The art world rallied to Ai’s defense after his arrest, in public demonstrations and appeals to the Chinese government. Ai said he was surprised by the amount of media coverage that his case generated, but he was quick to downplay his own importance.
“This event isn’t about me but about the whole society. It’s about how people are being treated,” Ai said. He added that he continues to support “freedom of expression and the Internet, and how people can communicate and share ideas through the Internet.”
Those who know Ai say he is trying to observe the rules of his release.
“Ai is trying to be respectful of his situation and remains conscious of the past six months. But Ai Weiwei is Ai Weiwei,” said Larry Warsh, a colleague and the head of AW Asia, the New York group that organized the “Circle” tour. The installation opened in New York and London while the artist was in detention.
Warsh said L.A. is the first exhibition of “Circle” in which Ai is able to communicate and discuss his art. “We all feel that he has a limited voice right now, but that will change.”
Ai is one of a number of prominent Chinese cultural figures who are active in the realm of human rights. Other activists include the Nobel Peace Prize-winning author Liu Xiaobo, currently in prison, and artist Wu Yuren — nicknamed “Little Ai” — who also has spent time in jail.
Michael Govan, the director of LACMA, visited Ai at his Beijing studio before the April arrest to discuss the possibility of a collaboration. “Ai is a big man, in several ways. He exudes a kind of generosity of spirit. It’s clear no one is pushing him around,” said Govan.
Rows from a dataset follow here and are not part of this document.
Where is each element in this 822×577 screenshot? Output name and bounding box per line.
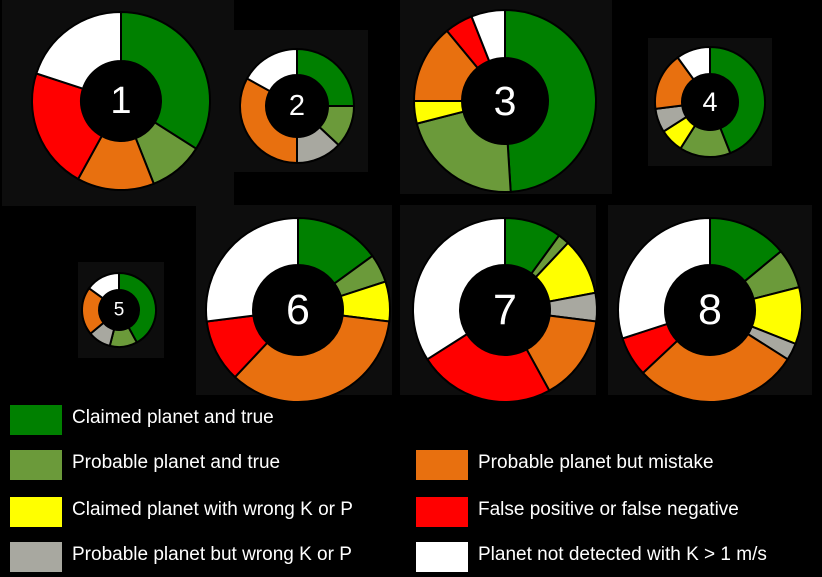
donut-hole [99,290,139,330]
legend-label: Claimed planet and true [72,407,274,428]
legend-swatch [10,450,62,480]
chart-number-label: 7 [493,286,517,334]
legend-label: Planet not detected with K > 1 m/s [478,544,767,565]
donut-hole [253,265,343,355]
chart-number-label: 4 [702,87,717,117]
donut-chart-1: 1 [2,0,234,206]
chart-number-label: 5 [114,300,125,321]
donut-hole [81,61,161,141]
legend-swatch [10,542,62,572]
chart-number-label: 3 [494,78,517,124]
legend-swatch [416,497,468,527]
donut-chart-5: 5 [78,262,164,358]
donut-hole [266,75,328,137]
chart-number-label: 6 [286,286,310,334]
legend-swatch [416,542,468,572]
donut-chart-8: 8 [608,205,812,403]
legend-label: False positive or false negative [478,499,739,520]
donut-hole [462,58,548,144]
legend-label: Probable planet and true [72,452,281,473]
donut-chart-4: 4 [648,38,772,166]
chart-number-label: 1 [110,80,131,122]
legend-swatch [10,497,62,527]
chart-number-label: 8 [698,286,722,334]
donut-hole [460,265,550,355]
donut-chart-2: 2 [222,30,368,172]
donut-chart-6: 6 [196,205,392,403]
legend-swatch [416,450,468,480]
chart-number-label: 2 [289,90,305,122]
legend-label: Probable planet but mistake [478,452,714,473]
legend-swatch [10,405,62,435]
donut-slice-probable-mistake [641,332,790,403]
donut-hole [682,74,738,130]
legend-label: Probable planet but wrong K or P [72,544,352,565]
legend-label: Claimed planet with wrong K or P [72,499,353,520]
donut-charts: 1 2 3 4 5 6 7 8 [2,0,812,403]
donut-chart-3: 3 [400,0,612,194]
donut-hole [665,265,755,355]
donut-chart-7: 7 [400,205,598,403]
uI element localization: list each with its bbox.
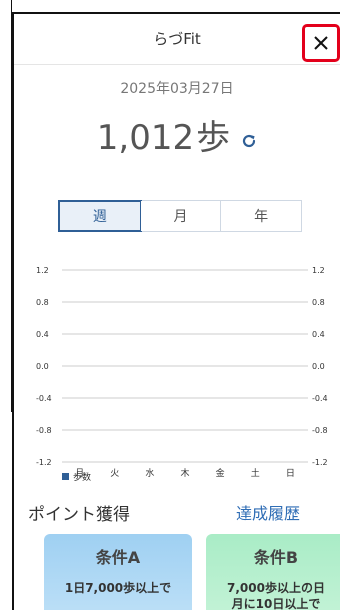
achievement-history-link[interactable]: 達成履歴 bbox=[236, 504, 301, 523]
x-tick-label: 土 bbox=[251, 467, 260, 479]
y-tick-label-left: -0.4 bbox=[36, 394, 52, 403]
steps-chart: 1.2 1.2 0.8 0.8 0.4 0.4 0.0 0.0 -0.4 -0.4 -0.8 -0.8… bbox=[22, 258, 340, 488]
legend-label: 歩数 bbox=[73, 473, 92, 483]
close-button[interactable] bbox=[302, 24, 340, 62]
condition-b-desc: 7,000歩以上の日 月に10日以上で bbox=[206, 580, 340, 610]
x-tick-label: 火 bbox=[110, 468, 119, 479]
condition-b-desc-line1: 7,000歩以上の日 bbox=[227, 581, 325, 595]
tab-month[interactable]: 月 bbox=[140, 201, 222, 231]
step-unit: 歩 bbox=[196, 118, 231, 158]
condition-card-a[interactable]: 条件A 1日7,000歩以上で bbox=[44, 534, 192, 610]
x-tick-label: 金 bbox=[216, 467, 225, 479]
left-edge-divider bbox=[0, 0, 12, 412]
y-tick-label-left: 0.0 bbox=[36, 362, 49, 371]
steps-chart-svg: 1.2 1.2 0.8 0.8 0.4 0.4 0.0 0.0 -0.4 -0.4 -0.8 -0.8… bbox=[36, 266, 328, 479]
condition-a-desc: 1日7,000歩以上で bbox=[44, 580, 192, 596]
y-tick-label-right: 0.0 bbox=[312, 362, 325, 371]
y-tick-label-right: 1.2 bbox=[312, 266, 325, 275]
step-count-display: 1,012歩 bbox=[14, 110, 340, 159]
condition-b-desc-line2: 月に10日以上で bbox=[231, 597, 321, 610]
y-tick-label-left: -1.2 bbox=[36, 458, 52, 467]
y-tick-label-left: -0.8 bbox=[36, 426, 52, 435]
y-tick-label-left: 0.8 bbox=[36, 298, 49, 307]
x-tick-label: 日 bbox=[286, 468, 295, 479]
points-section-title: ポイント獲得 bbox=[28, 505, 130, 525]
header-bar: らづFit bbox=[14, 14, 340, 65]
app-window: らづFit 2025年03月27日 1,012歩 週 月 年 1.2 1.2 0.8… bbox=[12, 12, 340, 610]
y-tick-label-right: 0.8 bbox=[312, 298, 325, 307]
tab-year[interactable]: 年 bbox=[221, 201, 302, 231]
refresh-icon[interactable] bbox=[241, 133, 257, 149]
y-tick-label-right: -0.8 bbox=[312, 426, 328, 435]
condition-a-desc-line1: 1日7,000歩以上で bbox=[64, 581, 172, 595]
condition-b-title: 条件B bbox=[253, 548, 299, 567]
step-count-value: 1,012 bbox=[96, 118, 195, 158]
chart-legend: 歩数 bbox=[62, 470, 91, 483]
tab-week[interactable]: 週 bbox=[58, 200, 142, 232]
y-tick-label-left: 1.2 bbox=[36, 266, 49, 275]
y-tick-label-right: -1.2 bbox=[312, 458, 328, 467]
x-tick-label: 木 bbox=[180, 467, 189, 479]
condition-card-b[interactable]: 条件B 7,000歩以上の日 月に10日以上で bbox=[206, 534, 340, 610]
x-tick-label: 水 bbox=[145, 467, 154, 479]
condition-a-title: 条件A bbox=[95, 548, 141, 567]
period-tabs: 週 月 年 bbox=[58, 200, 302, 232]
current-date: 2025年03月27日 bbox=[120, 81, 234, 97]
app-title: らづFit bbox=[153, 30, 201, 48]
close-icon bbox=[314, 36, 328, 50]
x-tick-label: 月 bbox=[75, 468, 84, 479]
legend-swatch bbox=[62, 473, 69, 480]
y-tick-label-right: 0.4 bbox=[312, 330, 325, 339]
y-tick-label-left: 0.4 bbox=[36, 330, 49, 339]
y-tick-label-right: -0.4 bbox=[312, 394, 328, 403]
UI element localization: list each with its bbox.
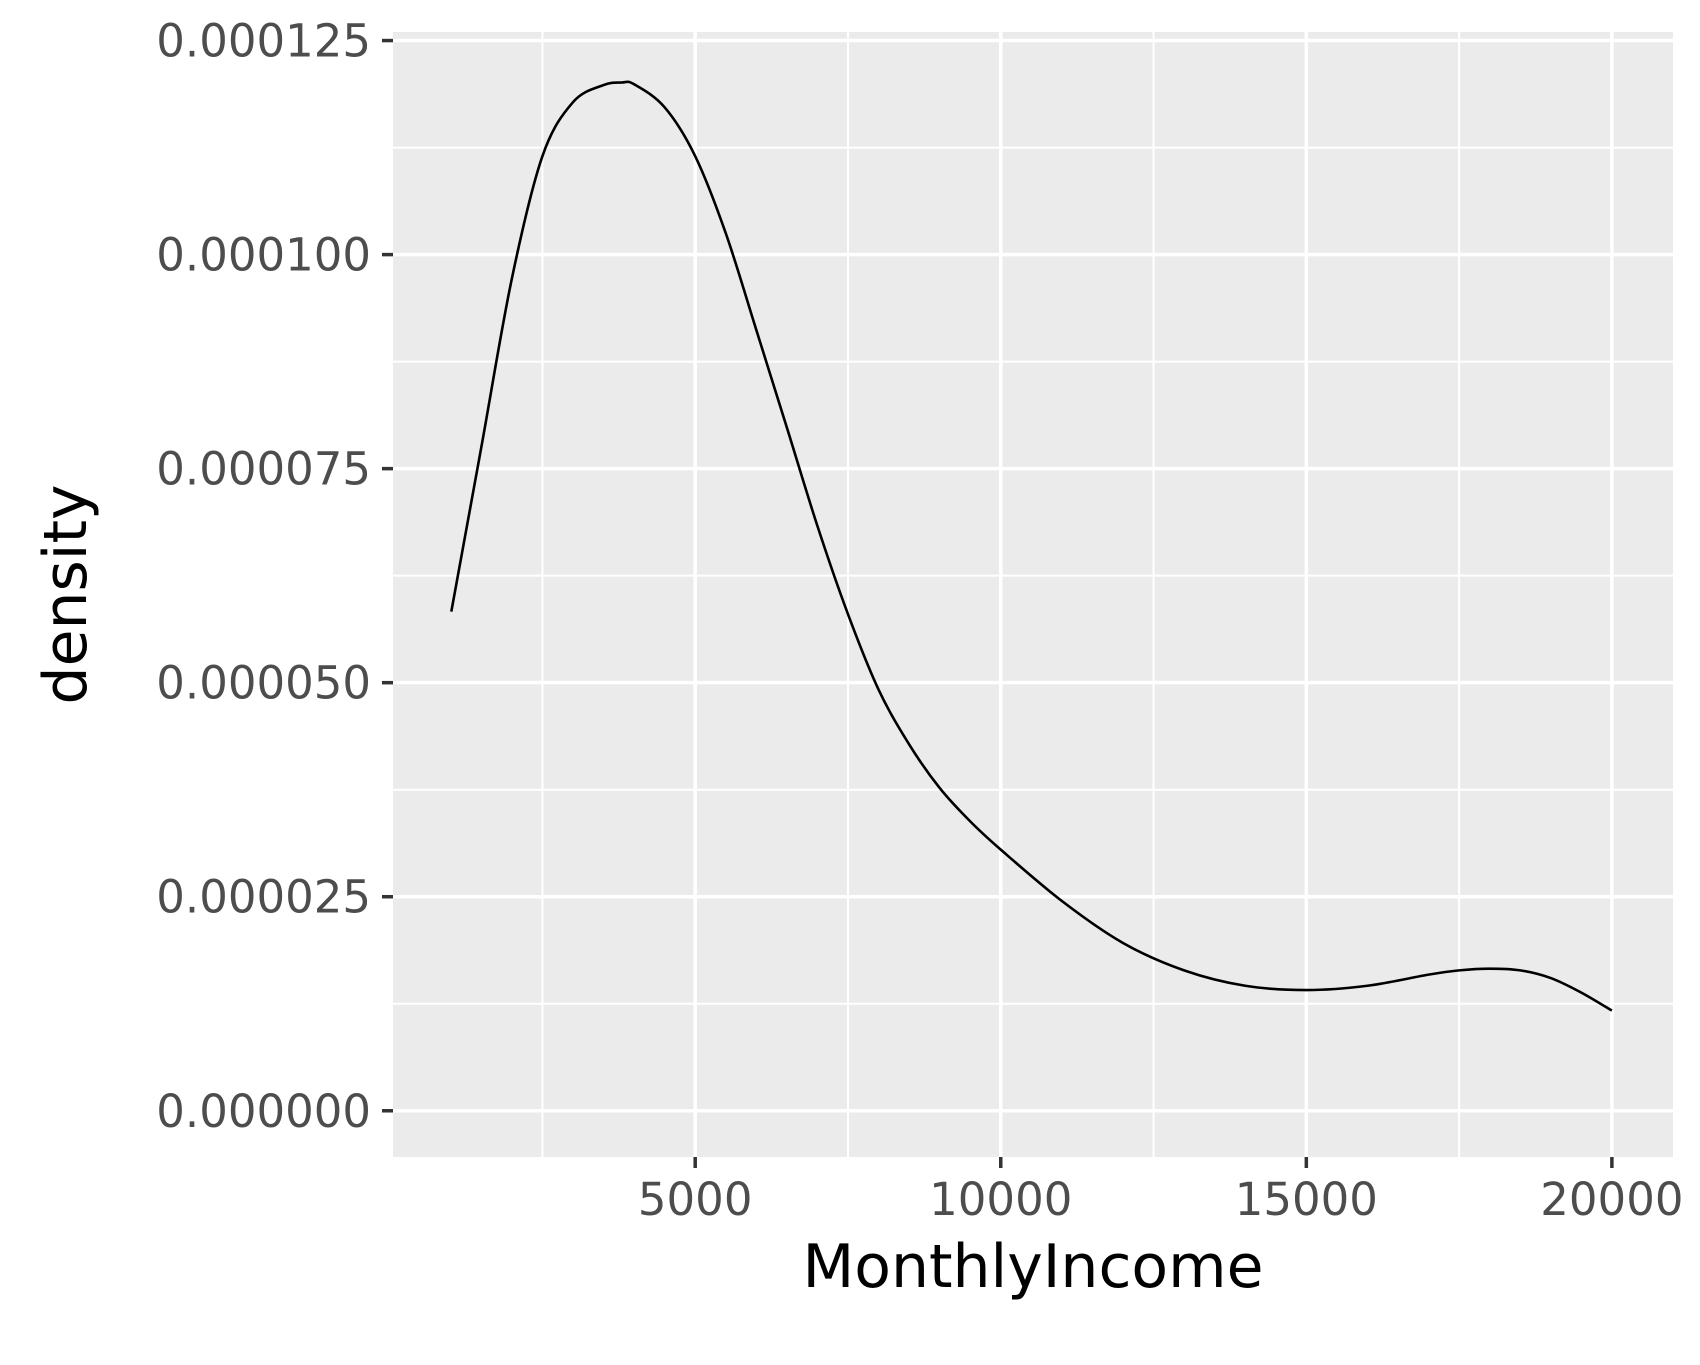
y-tick-label: 0.000025	[156, 871, 371, 924]
y-axis-title: density	[31, 485, 101, 705]
y-tick-label: 0.000000	[156, 1085, 371, 1138]
plot-panel	[393, 32, 1673, 1157]
x-tick-label: 15000	[1235, 1173, 1378, 1226]
y-tick-label: 0.000050	[156, 657, 371, 710]
major-gridlines	[393, 32, 1673, 1157]
x-tick-label: 10000	[929, 1173, 1072, 1226]
x-tick-label: 20000	[1540, 1173, 1683, 1226]
minor-gridlines	[393, 32, 1673, 1157]
x-tick-label: 5000	[638, 1173, 753, 1226]
x-axis-title: MonthlyIncome	[802, 1232, 1263, 1302]
x-axis: 5000 10000 15000 20000	[638, 1157, 1683, 1226]
y-axis: 0.000000 0.000025 0.000050 0.000075 0.000100…	[156, 15, 393, 1138]
density-line	[450, 80, 1613, 1012]
y-tick-label: 0.000100	[156, 229, 371, 282]
y-tick-label: 0.000075	[156, 443, 371, 496]
y-tick-label: 0.000125	[156, 15, 371, 68]
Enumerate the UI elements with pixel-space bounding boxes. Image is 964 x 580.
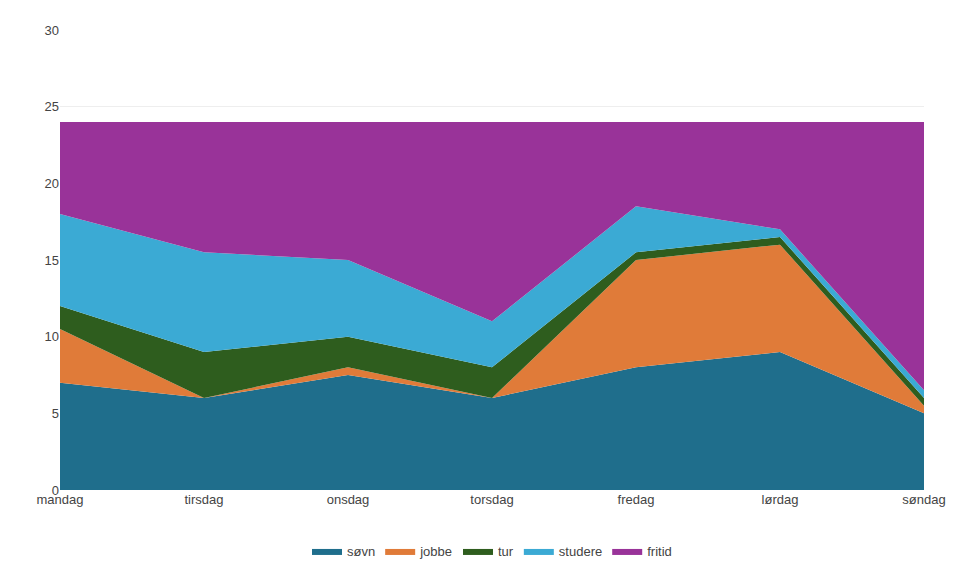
svg-text:20: 20 [45,176,59,191]
svg-text:10: 10 [45,329,59,344]
svg-text:mandag: mandag [37,492,84,507]
svg-text:5: 5 [52,406,59,421]
svg-text:30: 30 [45,23,59,38]
svg-text:jobbe: jobbe [419,544,452,559]
svg-text:søndag: søndag [902,492,945,507]
svg-text:tirsdag: tirsdag [184,492,223,507]
svg-text:fredag: fredag [618,492,655,507]
svg-text:onsdag: onsdag [327,492,370,507]
svg-text:lørdag: lørdag [762,492,799,507]
svg-text:15: 15 [45,253,59,268]
svg-text:fritid: fritid [647,544,672,559]
svg-text:torsdag: torsdag [470,492,513,507]
svg-text:tur: tur [498,544,514,559]
svg-text:0: 0 [52,483,59,498]
svg-text:25: 25 [45,99,59,114]
svg-text:studere: studere [559,544,602,559]
svg-text:søvn: søvn [347,544,375,559]
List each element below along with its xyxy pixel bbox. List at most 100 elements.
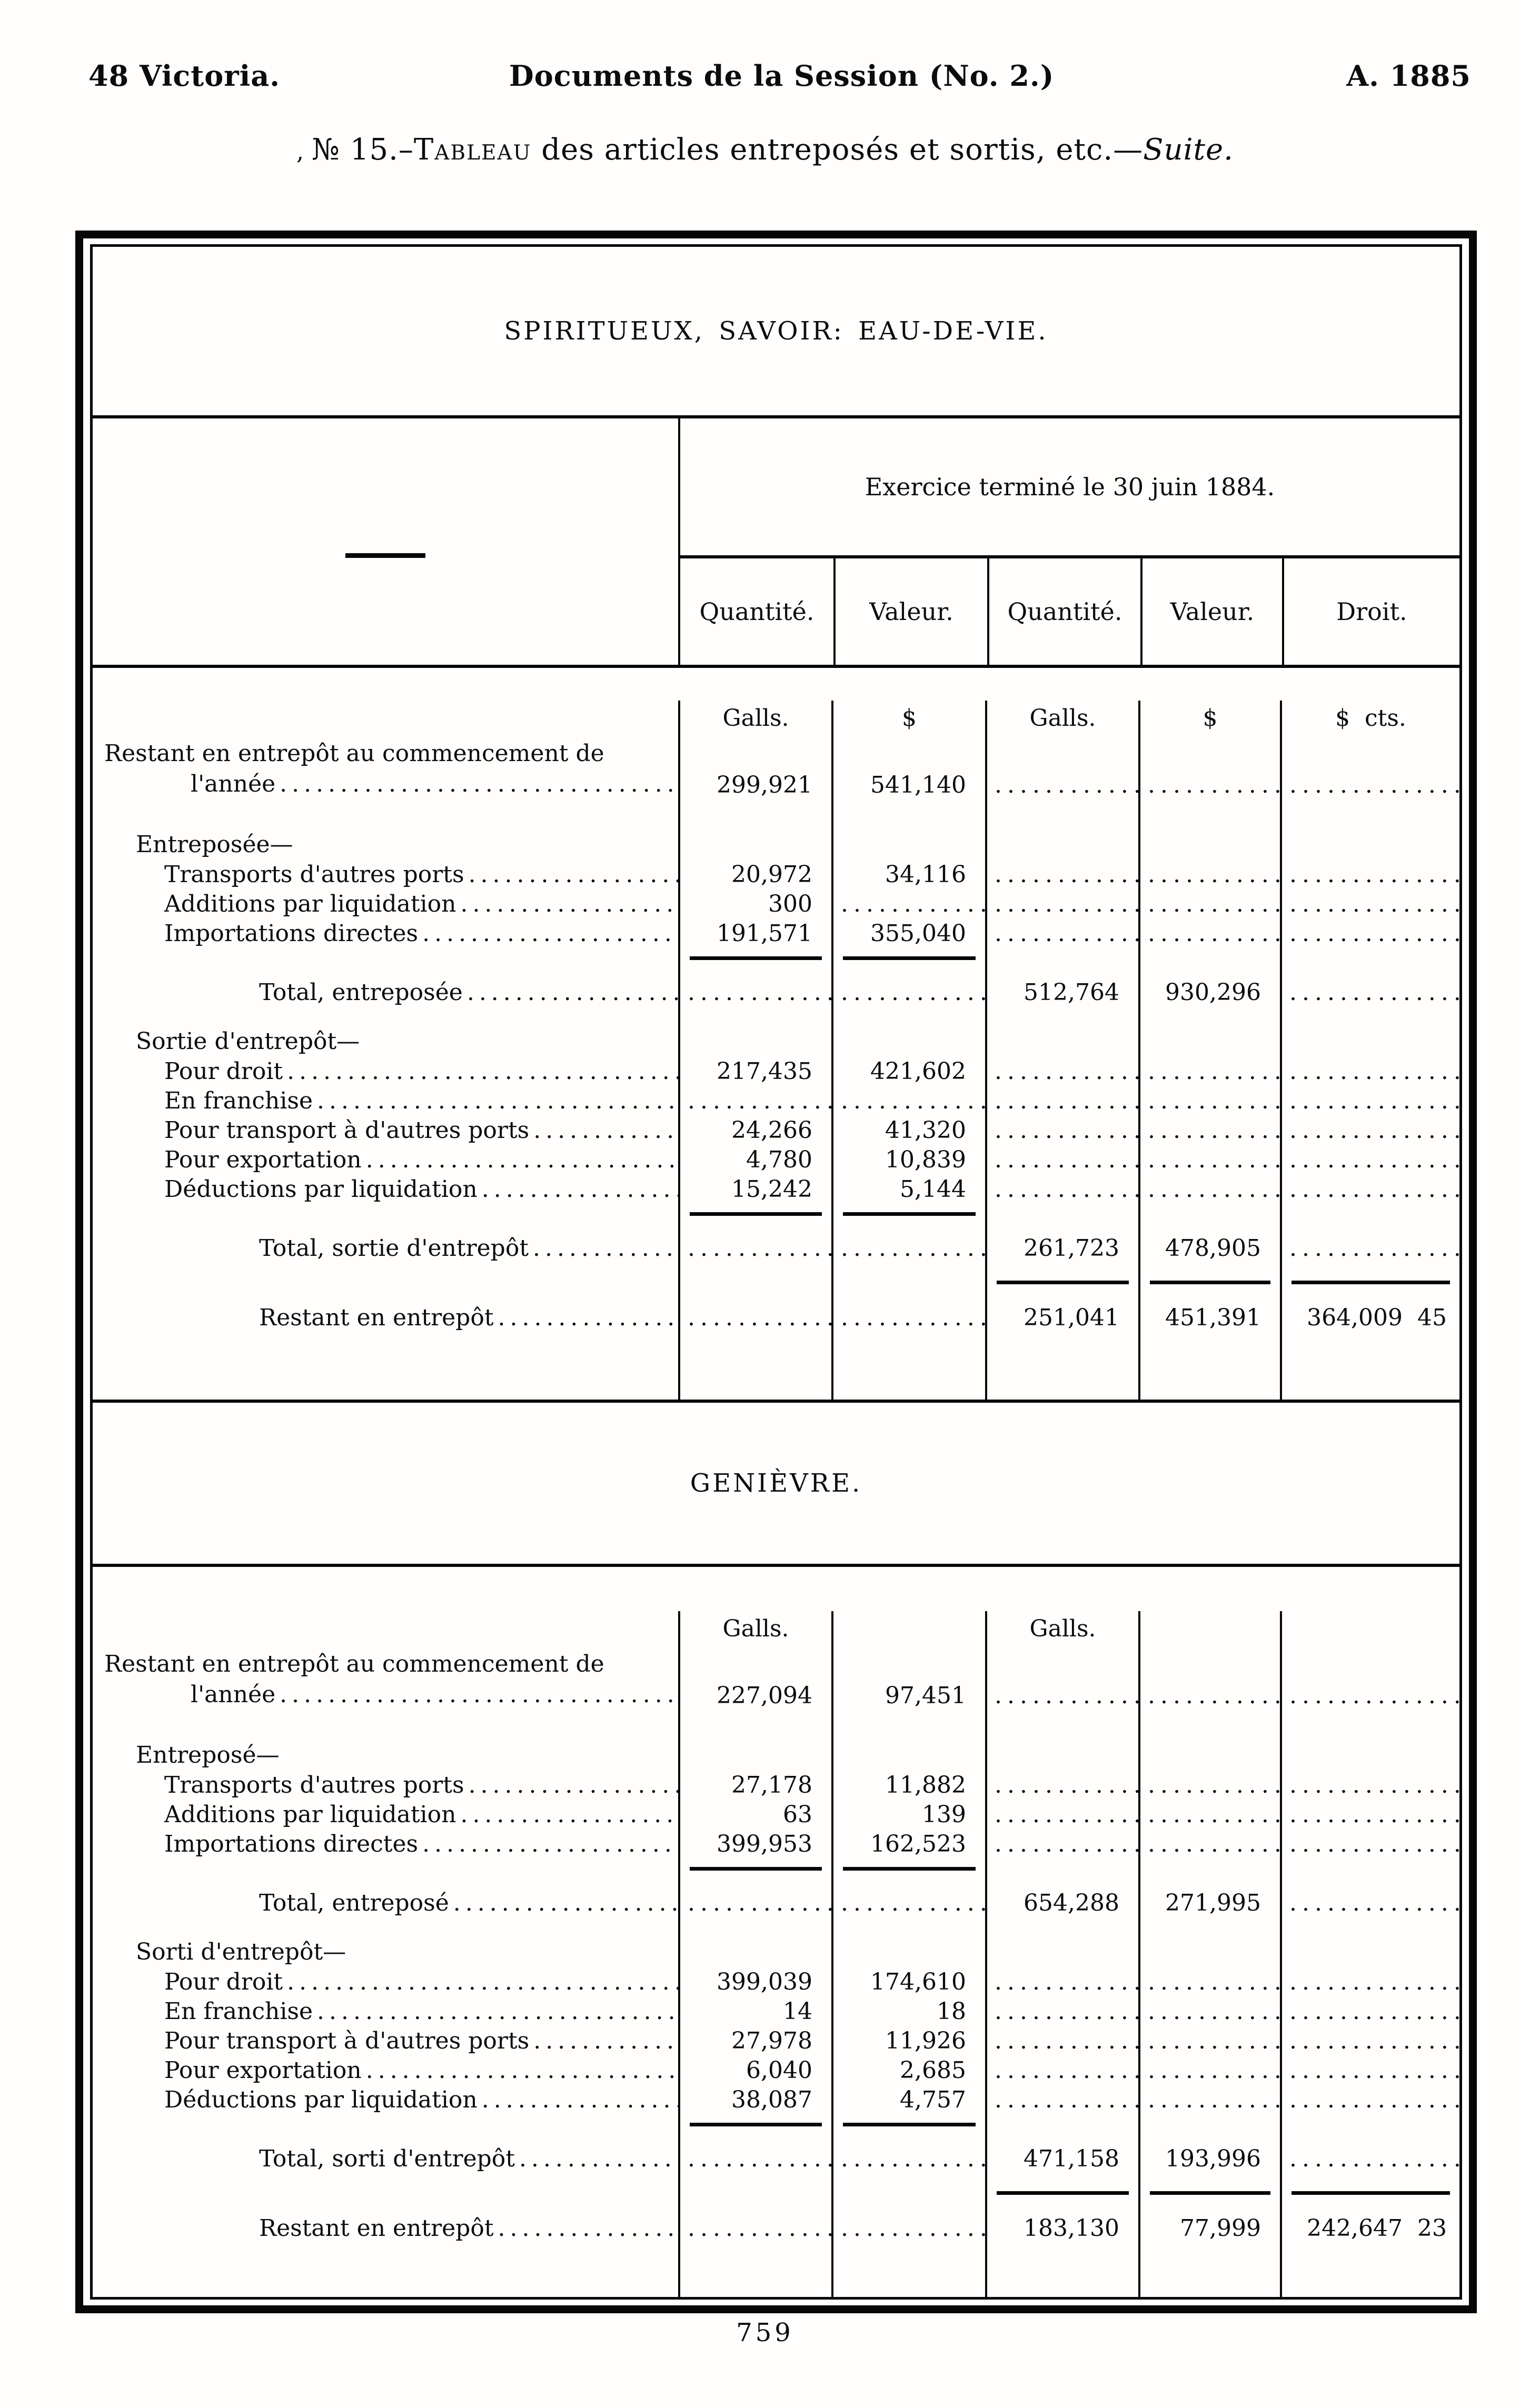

Ai lives with his family, including his wife and young son. He said life is returning to a semblance of normality. On Friday, the artist was somewhat preoccupied with a missing cat, one of many that he keeps on his compound. “This cat always wants to escape. He’s a very smart cat,” he said. “I don’t know if I should congratulate him or keep worrying.”
In art circles, Ai is known for his impish sense of humor. One of his best-known photographic series features a middle finger raised at various national monuments around the world.
Ai said his sense of humor has helped him endure the last few months: “Humor is important. It helps you deal with immense pressure and uncertainty. It brings you back to the ordinary.”
The artist concluded the conversation with a few words to American viewers who may be experiencing his work for the first time.
“I think they have to see it as something that will be removed after a period of time. It won’t be permanent. It will be there and then it won’t be there,” he said. “And enjoy the weather. Be healthy and happy.”